464 Fiji: 24 hours later
FIJI: 24 HOURS LATER
 
Julian Fox
 
SUVA: 2nd March --  Later? Than what?  The Australian media would have answered that question, not so, perhaps, the Indian, Chinese, Japanese, Indonesian, Thai.....  Just 24 hours ago, a bench of  five judges who had flown into Suva to offer legal judgement on Prasad versus the State delivered their verdict: the 1997 constitution has not been abrogated and is the law of the land; the parliament has not been dismissed, only prorogued and should have resumed by 29th November 2000; the President did not resign on 29th May at the time he was shipped out of Suva by the army, but he did subsequently resign in December - the man holding the role presently is 'acting' and only until 15th March 2001 according to the 1997 constitution.
But what is it like on the ground here?  Calm in respect to civilian and social orderliness for the moment.  At a political level, there is turmoil: all groups are groping for words to express how they feel - the interim government which is not a legal government, but there and occupying the offices of government, will speak on Tuesday next week - its most obvious choice is to resign.  The army which is still on the streets will stay on the streets until directed to return to barracks by the acting president.  The president, who is sickly, will need to be endorsed or a new appointment made by the Great Council of Chiefs, that other supreme body in Fijian affairs.  And the deposed Prime Minister Mahendra Chaudry came on television tonight to reclaim his place and position - of all those involved he is the one who has spoken most clearly of his stance.  He will not be involved in a government of national unity.

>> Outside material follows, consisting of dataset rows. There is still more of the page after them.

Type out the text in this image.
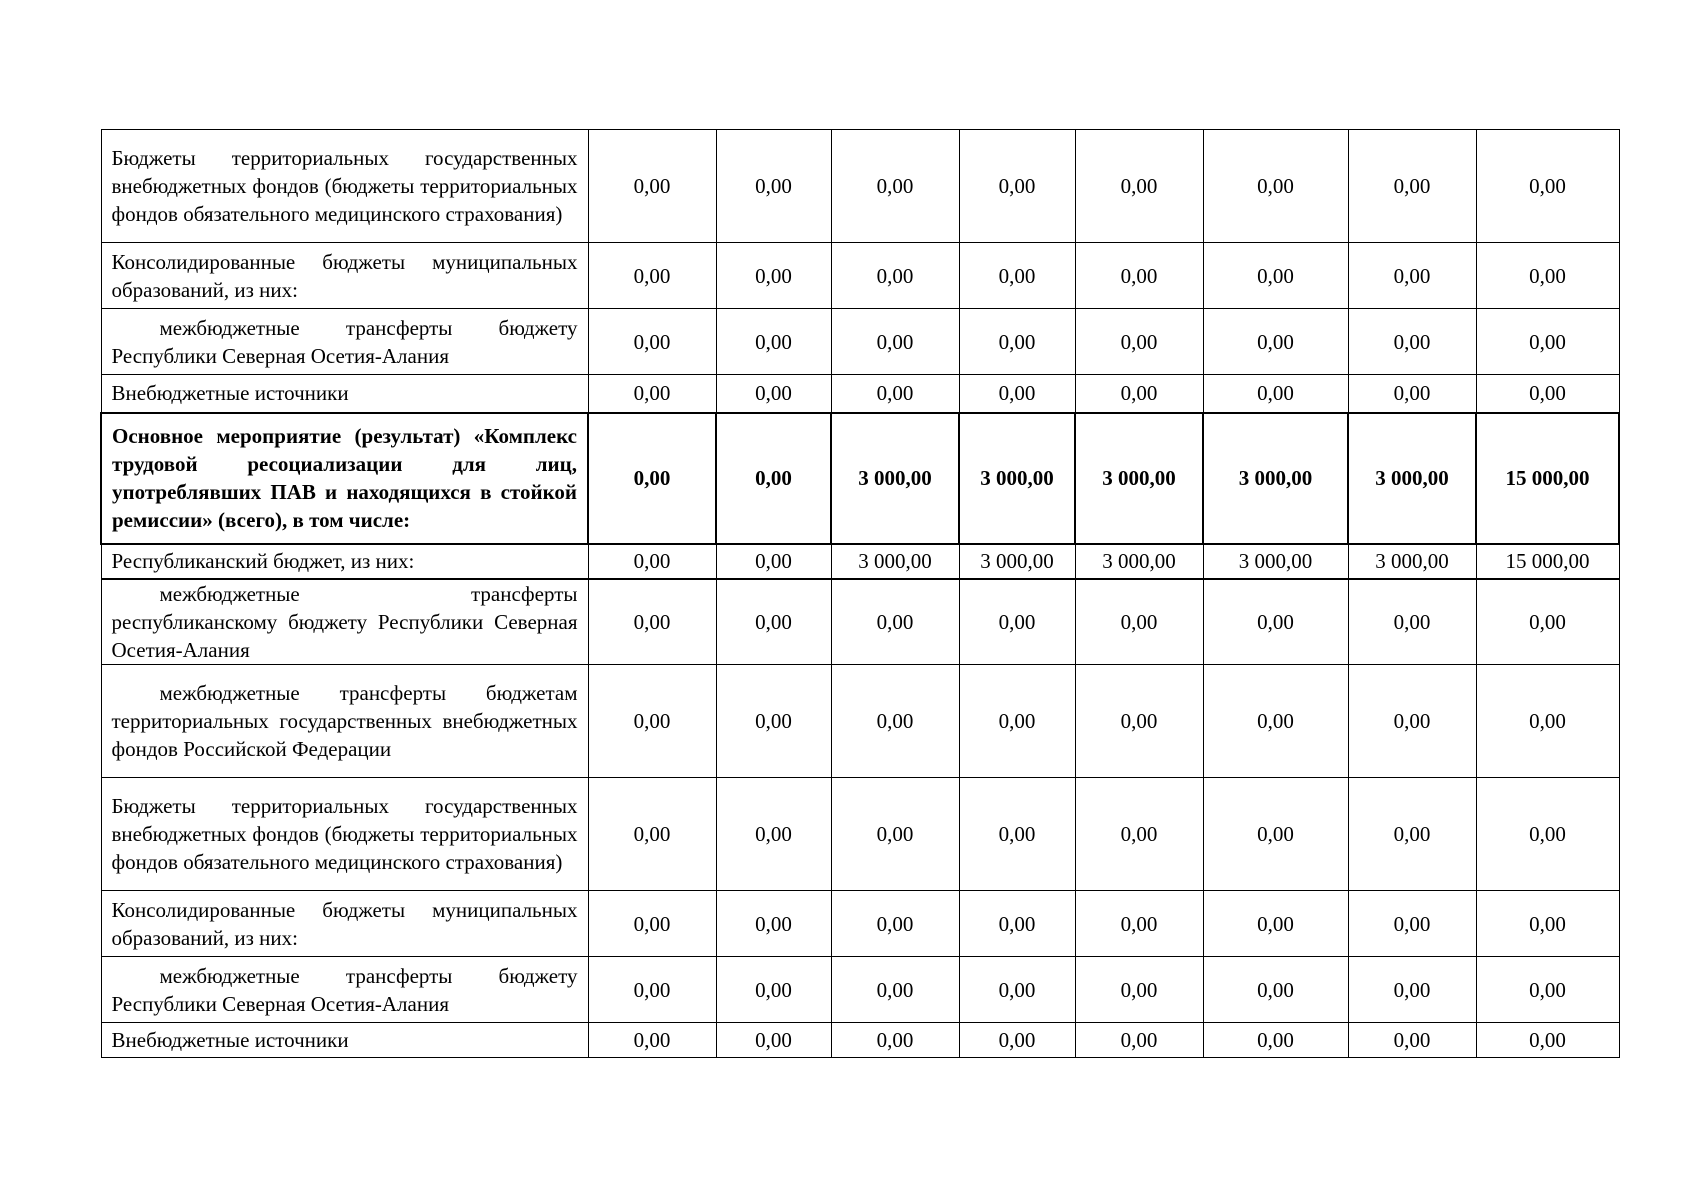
Бюджеты территориальных государственных внебюджетных фондов (бюджеты территориальных фондов обязательного медицинского страхования)	0,00	0,00	0,00	0,00	0,00	0,00	0,00	0,00
Консолидированные бюджеты муниципальных образований, из них:	0,00	0,00	0,00	0,00	0,00	0,00	0,00	0,00

межбюджетные трансферты бюджету Республики Северная Осетия-Алания	0,00	0,00	0,00	0,00	0,00	0,00	0,00	0,00
Внебюджетные источники	0,00	0,00	0,00	0,00	0,00	0,00	0,00	0,00
Основное мероприятие (результат) «Комплекс трудовой ресоциализации для лиц, употреблявших ПАВ и находящихся в стойкой ремиссии» (всего), в том числе:	0,00	0,00	3 000,00	3 000,00	3 000,00	3 000,00	3 000,00	15 000,00
Республиканский бюджет, из них:	0,00	0,00	3 000,00	3 000,00	3 000,00	3 000,00	3 000,00	15 000,00

межбюджетные трансферты республиканскому бюджету Республики Северная Осетия-Алания	0,00	0,00	0,00	0,00	0,00	0,00	0,00	0,00

межбюджетные трансферты бюджетам территориальных государственных внебюджетных фондов Российской Федерации	0,00	0,00	0,00	0,00	0,00	0,00	0,00	0,00
Бюджеты территориальных государственных внебюджетных фондов (бюджеты территориальных фондов обязательного медицинского страхования)	0,00	0,00	0,00	0,00	0,00	0,00	0,00	0,00
Консолидированные бюджеты муниципальных образований, из них:	0,00	0,00	0,00	0,00	0,00	0,00	0,00	0,00

межбюджетные трансферты бюджету Республики Северная Осетия-Алания	0,00	0,00	0,00	0,00	0,00	0,00	0,00	0,00
Внебюджетные источники	0,00	0,00	0,00	0,00	0,00	0,00	0,00	0,00
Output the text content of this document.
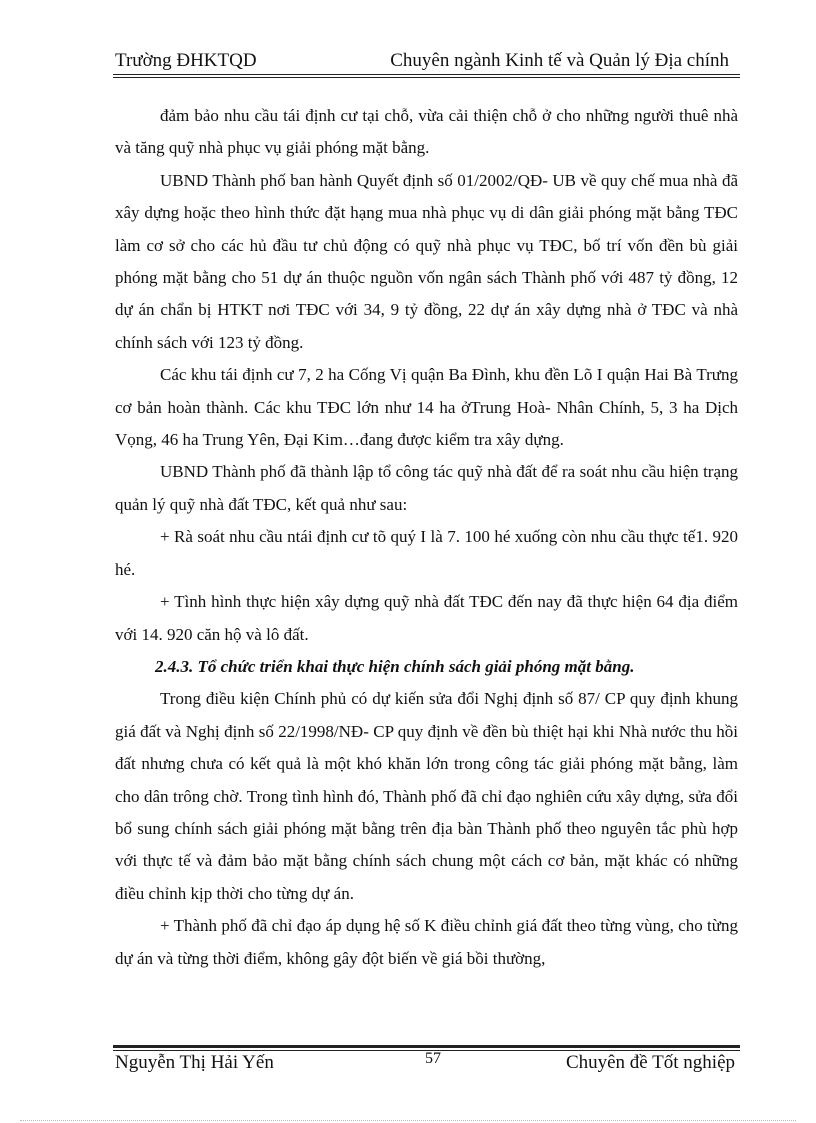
Trường ĐHKTQD	Chuyên ngành Kinh tế và Quản lý Địa chính

đảm bảo nhu cầu tái định cư tại chỗ, vừa cải thiện chỗ ở cho những người thuê nhà và tăng quỹ nhà phục vụ giải phóng mặt bằng.

UBND Thành phố ban hành Quyết định số 01/2002/QĐ- UB về quy chế mua nhà đã xây dựng hoặc theo hình thức đặt hạng mua nhà phục vụ di dân giải phóng mặt bằng TĐC làm cơ sở cho các hủ đầu tư chủ động có quỹ nhà phục vụ TĐC, bố trí vốn đền bù giải phóng mặt bằng cho 51 dự án thuộc nguồn vốn ngân sách Thành phố với 487 tỷ đồng, 12 dự án chẩn bị HTKT nơi TĐC với 34, 9 tỷ đồng, 22 dự án xây dựng nhà ở TĐC và nhà chính sách với 123 tỷ đồng.

Các khu tái định cư 7, 2 ha Cống Vị quận Ba Đình, khu đền Lõ I quận Hai Bà Trưng cơ bản hoàn thành. Các khu TĐC lớn như 14 ha ởTrung Hoà- Nhân Chính, 5, 3 ha Dịch Vọng, 46 ha Trung Yên, Đại Kim…đang được kiểm tra xây dựng.

UBND Thành phố đã thành lập tổ công tác quỹ nhà đất để ra soát nhu cầu hiện trạng quản lý quỹ nhà đất TĐC, kết quả như sau:

+ Rà soát nhu cầu ntái định cư tõ quý I là 7. 100 hé xuống còn nhu cầu thực tế1. 920 hé.

+ Tình hình thực hiện xây dựng quỹ nhà đất TĐC đến nay đã thực hiện 64 địa điểm với 14. 920 căn hộ và lô đất.

2.4.3. Tổ chức triển khai thực hiện chính sách giải phóng mặt bằng.

Trong điều kiện Chính phủ có dự kiến sửa đổi Nghị định số 87/ CP quy định khung giá đất và Nghị định số 22/1998/NĐ- CP quy định về đền bù thiệt hại khi Nhà nước thu hồi đất nhưng chưa có kết quả là một khó khăn lớn trong công tác giải phóng mặt bằng, làm cho dân trông chờ. Trong tình hình đó, Thành phố đã chỉ đạo nghiên cứu xây dựng, sửa đổi bổ sung chính sách giải phóng mặt bằng trên địa bàn Thành phố theo nguyên tắc phù hợp với thực tế và đảm bảo mặt bằng chính sách chung một cách cơ bản, mặt khác có những điều chỉnh kịp thời cho từng dự án.

+ Thành phố đã chỉ đạo áp dụng hệ số K điều chỉnh giá đất theo từng vùng, cho từng dự án và từng thời điểm, không gây đột biến về giá bồi thường,

Nguyễn Thị Hải Yến	57	Chuyên đề Tốt nghiệp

We do not expect social unrest in this immediate period of transition from the certainty of what we know at the moment to the uncertainty of where we have to go.  For the rest it is 'wait and see'.  Suva can be easily held tight by security forces.  Not so the jungles of Naitasiri and Tailevu, the origins of the Taukei movement that began it all.
But we do have a distraction - cyclone Paula!  Waves came in this morning at 12 metres height along the Coral Coast between Suva and Nadi.  The two cities were largely unaffected.  Villages inbetween however, found themselves somewhere other than where they were before the waves struck!  No deaths fortunately, but widespread destruction.